First paper due Monday:  For her next book on artists and madness, should Dr. Jamison continue to research artists of the past, or should she investigate contemporary artists? Give reasons for and against each group as a research population and make a recommendation to the investigator.

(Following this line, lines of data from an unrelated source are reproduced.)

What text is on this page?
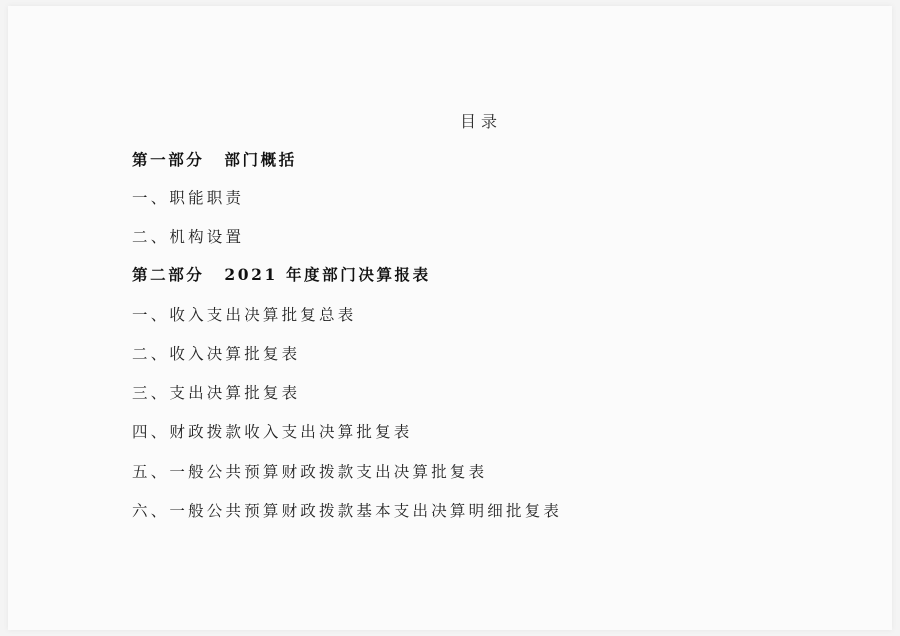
目录
第一部分 部门概括
一、职能职责
二、机构设置
第二部分 2021 年度部门决算报表
一、收入支出决算批复总表
二、收入决算批复表
三、支出决算批复表
四、财政拨款收入支出决算批复表
五、一般公共预算财政拨款支出决算批复表
六、一般公共预算财政拨款基本支出决算明细批复表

  1. *Walter Reich: “Psychiatric Diagnosis as an Ethical Problem,” pages 205-218
    Topic: The uses, abuses, and the ethics of psychiatric diagnosis.
    FIELD TRIP to office of clinical psychologist Eliezer Margolis, PhD.
     

  2. *CBS News and Charlie Rose, “A Beautiful Note”
    *Joseph Parisi interview with Tom Harrell: http://www.iaje.org/article.asp?ArticleID=186

    Topics:
    Schizophrenia and creativity
    Film: Nancy Andreasen, Negative symptoms in schizophrenia
    Music of Tom Harrell
     

  3. *Jennifer Gonnerman, “Tuesdays with Judy,” The Village Voice, Jan 4-10, 2006.
    *Louise Farmer Smith, “Return to Lincoln,” Bellevue Literary Review 4(1): 2004.

    Topics:
    Art-making as therapy in mental illness; Art as response to mental illness; The community mental health gallery and the artist’s career.
    Virtual class visit from artist Adele Mattern
    Visiting artist: poet Sally Dawidoff
    Discussion: Autobiography and mental illness; the artist responds to mental illness around her
     

  4. *Nasar, Sylvia, selections from A Beautiful Mind
    Topics: Schizophrenia and recovery;
    Video: interview with John Forbes Nash
     

  5. *Solomon, Andrew, The Noonday Demon, selections from chapter 1
    Topic: Episodic and chronic illnesses. Narrating psychiatric experience.
    Visiting artist: Christa Donner


WEEK THREE

  1. *Paprocki, Ray, “Portrait of a Methadone Man,” Columbus Monthly, April, 2004

    Topics:
    Making art under the influence of mind-altering substances and mental illness; effects of treatment on art-making
    Class visit from artist Tom Kennaugh
     

  2. *Lauren Slater, selections from Prozac Diary;
    *Andrew Solomon, The Noonday Demon, from chapter 3,“Treatments,”
    *Nancy Andreasen, selections from The Creating Brain

    Topic: Treatments, medications, and the artist’s identity.
    In-class drawing; imagery of illness and healing
     

  3. Student-teacher conferences; work on final project.
     

  4. Final projects due (individually selected topics)
    *Andrew Solomon, The Noonday Demon, from chapter 10, “Politics.”
    * Kay Redfield Jamison, The Lancet, 2/11/06, “Many stigmas of mental illness,”

    Topic:
    Mental illness and career in art.
    Discussion of individual final projects. Recap: Who are artists? Who are the mentally ill? Looking beyond stereotypes.
     

  5. Students form two groups to design improved curricula or textbooks for the next generation of class in Artists and Mental Illness. Each group presents its curriculum to the other, which recommends that its institution Adopt, Reject, or Adopt the new approach with modification.